Shedding light on Bangladesh's vulnerability to changing climate conditions, Mercy Tembon, World Bank country director for Bangladesh and Bhutan, said, "With more evidence showing a pronounced impact of climate change on physical and mental health, Bangladesh needs to build on its success in adaptations to ensure a stronger health system that averts outbreaks of emerging climate-sensitive diseases."
Over the past 44 years, Bangladesh experienced a 0.5 degrees Celsius temperature rise as the summers are getting hotter and longer. Meanwhile, winters have turned shorter and warmer while the monsoons are being extended from February to October.
With the changed climate patterns, the country's distinct seasonal variations are becoming blurred. By 2050, the country's temperatures are predicted to rise by 1.4 degrees Celsius.
While location, age and wealth status of people influence the spread of infectious diseases, the study found that the likelihood of contracting an infectious disease is about 20 percentage points lower in the dry season compared to monsoon, states the report.

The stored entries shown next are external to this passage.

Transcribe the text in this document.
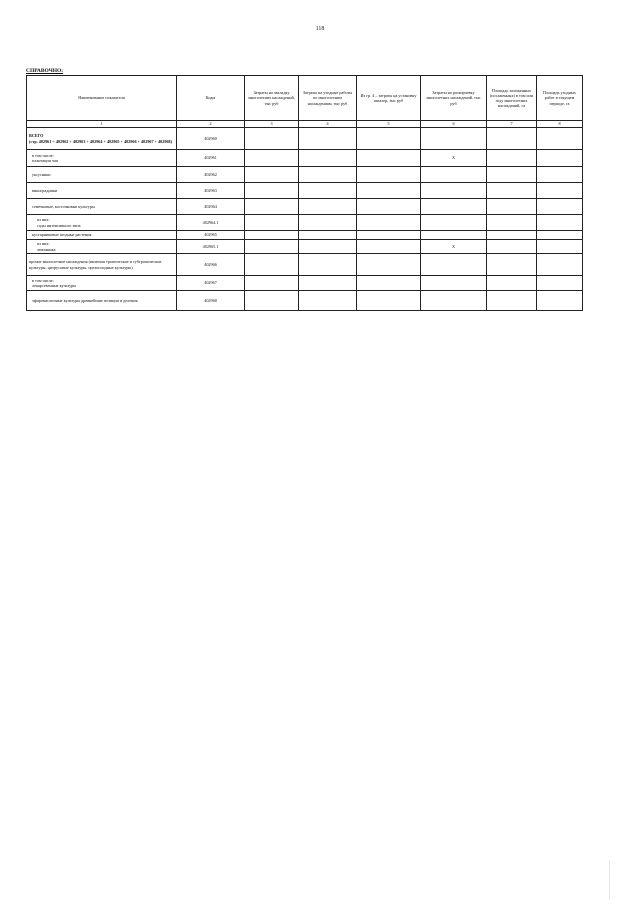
118
СПРАВОЧНО:
Наименование показателя	Коды	Затраты на закладку многолетних насаждений, тыс руб	Затраты на уходные работы по многолетним насаждениям, тыс руб	Из гр. 4 – затраты на установку шпалер, тыс руб	Затраты на раскорчевку многолетних насаждений, тыс руб	Площадь заложенных (посаженных) в том или году многолетних насаждений, га	Площадь уходных работ в текущем периоде, га
1	2	3	4	5	6	7	8

ВСЕГО
(стр. 402961 + 402962 + 402963 + 402964 + 402965 + 402966 + 402967 + 402968)	402960						

в том числе:
плантации чая	402961				X		

уксусники	402962						

виноградники	402963						

семечковые, косточковые культуры	402964						

из них:
сады интенсивного типа	402964.1						

кустарниковые ягодные растения	402965						

из них:
земляника	402965.1				X		

прочие многолетние насаждения (включая тропические и субтропические культуры, цитрусовые культуры, орехоплодные культуры)	402966						

в том числе:
лекарственные культуры	402967						

эфиромасличные культуры древнейшие позиции и деления	402968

Respiratory illness rises with the increase in temperature and humidity. For a 1 degree Celsius rise in temperature, people are more likely to suffer from respiratory illnesses by 5.7 percentage points; for a 1% increase in humidity, the chances of catching a respiratory infection rise by 1.5 percentage points, according to the report.
The research said erratic weather conditions played a key role in the 2019 dengue outbreak in Dhaka city, while 77% of the country's total dengue-related deaths took place. In that year, Dhaka recorded more than three times rainfall than the average in February followed by high temperature and humidity between March and July.
According to the research findings, urban areas and cities are more prone to vector-borne diseases and respiratory illnesses.
Mental health gets affected too
The changed weather patterns also affect mental health, says the report.
It said more people suffer from depression during winter while the level of anxiety disorders increases with temperature and humidity. Besides, women are at higher risk of depression than men, while men are more susceptible to anxiety.
"By recording accurate weather data at local levels and linking it with health data, it will be possible to predict potential outbreaks of diseases and establish a climate-based dengue early warning system," said Iffat Mahmud, World Bank senior operations officer and co-author of the report.
The report further suggests that Bangladesh can handle outbreaks of infectious and other climate-sensitive diseases better by strengthening its health systems.
Saber Hossain Chowdhury, member of the parliament and chairman of the Parliamentary Standing Committee on Ministry of Environment, Forest and Climate Change, and Professor Saleemul Huq, director of the International Centre for Climate Change and Development and chair of the Expert Advisory Group for the Climate Vulnerable Forum also spoke at the event.